You may say that this conclusion is a “no-brainer” – and you may be right. But how about this one?
Is there some way to demonstrate empirically that some players who had relatively short careers like Hank Greenberg (267 career win shares) and Sandy Koufax (194 career win shares) actually did post Hall of Fame numbers?
Well, the CCG has in fact created benchmarks to determine whether a position player or a pitcher had a short but great career and did post HOF numbers. And, as it turns out, Greenberg and Koufax are two of a very small group of players who did indeed post HOF numbers in a relatively brief period of time. As we will see later in this monograph, only eleven position players and eight pitchers qualify for this distinction.
So, Win Shares alone tells you how good a SEASON a player had.
And the CAWS CAREER GAUGE tells you how good a CAREER a player had.
The CAWS Formula
Here is the CAWS formula: CAWS = CV + .25(CWS – CV)
Where CAWS = Career Assessment/Win Shares
CV = Core Value = sum of win shares for a player’s ten best seasons
CWS = total career win shares
Why use the ten best seasons for the player’s core value? Often, we see the concept called “peak value” defined to be a player’s five best seasons or seven best seasons. But I am not talking about a player’s peak - since I use the player’s ten best seasons whether they come at the beginning, in the middle or at the end of his career - or a combination of these.
Since we are attempting to identify those players with the best careers, it seems that ten seasons is the least we should use as a player’s core value. Add to that the fact that the Hall of Fame requires that a player be active in the major leagues for at least ten seasons in order to be eligible for induction.
Why 25%? This is more of an arbitrary choice based on trial and error and on a mathematician’s feel for the game. I have been watching (and studying) baseball games for 73 years (since 1945 when I was ten years old). During that time, I have seen so many of the greats and near-greats of the game. I experimented with 10% and 50% as well and looked carefully at the results. I concluded that 25% of the other career win shares added to the player’s core value represented a better snapshot of a player’s career than any other choice.

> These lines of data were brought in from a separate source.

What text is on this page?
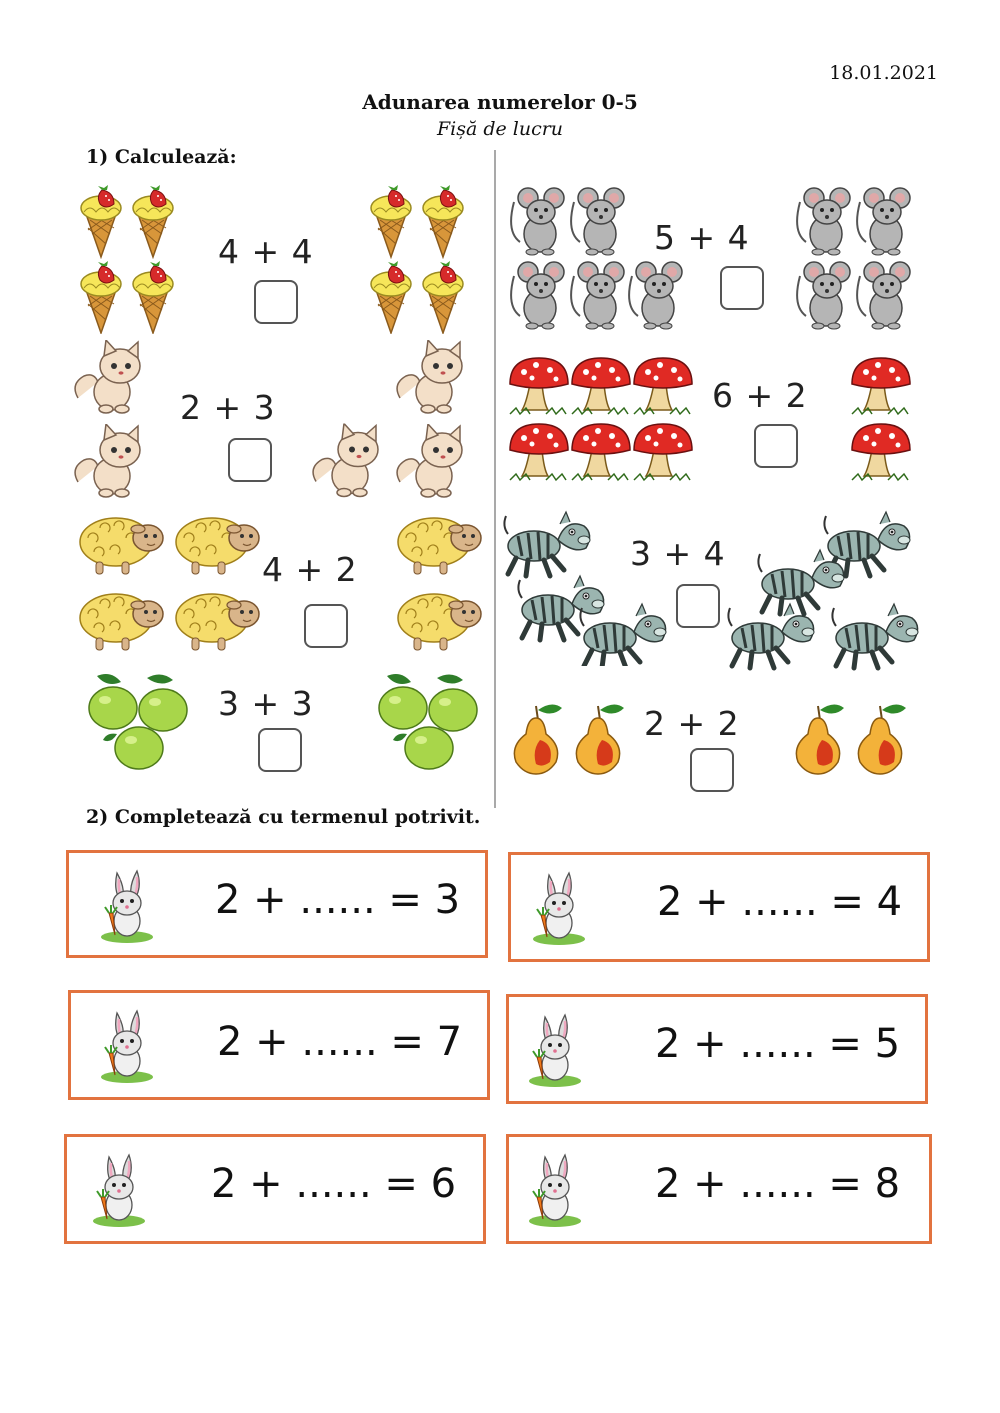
18.01.2021
Adunarea numerelor 0-5
Fișă de lucru
1) Calculează:
4 + 4
2 + 3
4 + 2
3 + 3
5 + 4
6 + 2
3 + 4
2 + 2
2) Completează cu termenul potrivit.
2 + ...... = 3	2 + ...... = 4
2 + ...... = 7	2 + ...... = 5
2 + ...... = 6	2 + ...... = 8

Using this formula in relation to the questions posed earlier, we see that Joe DiMaggio had a CAWS score of 341 while Dave Winfield had a score of 298 (mainly because Joe’s core value was much higher than Dave’s, 325 versus 259). So, the Yankee Clipper had a better career.
And Juan Marichal’s CAWS score of 238 is superior to that of Don Sutton’s 220 (a core value of 229 versus 187). So, the Dominican Dandy had the better career.
The Deadball Era and the Modern Era
The CAWS CAREER GAUGE has examined only those players who played the majority of their careers since 1901. This time frame is divided into two parts:
1. The Deadball Era (1901 to 1919)
2. The Modern Era (1920 to the present)
A player is considered to be part of that era where the majority of his games was played.
For example, Cy Young (1890-1911) is a 19th century player and will not appear in this monograph at all. He pitched more games and got more wins before 1901 than he did after the turn of the century. He had 286 of his 511 wins before 1901 and he pitched in 505 of his 906 games before that date.
Ty Cobb (1905-1928) is considered to be a deadball era player since he played 15 of his 24 seasons in the deadball era.
Babe Ruth (1914-1935) is considered to have played in the modern era since he only played 6 of his 22 seasons in the deadball era.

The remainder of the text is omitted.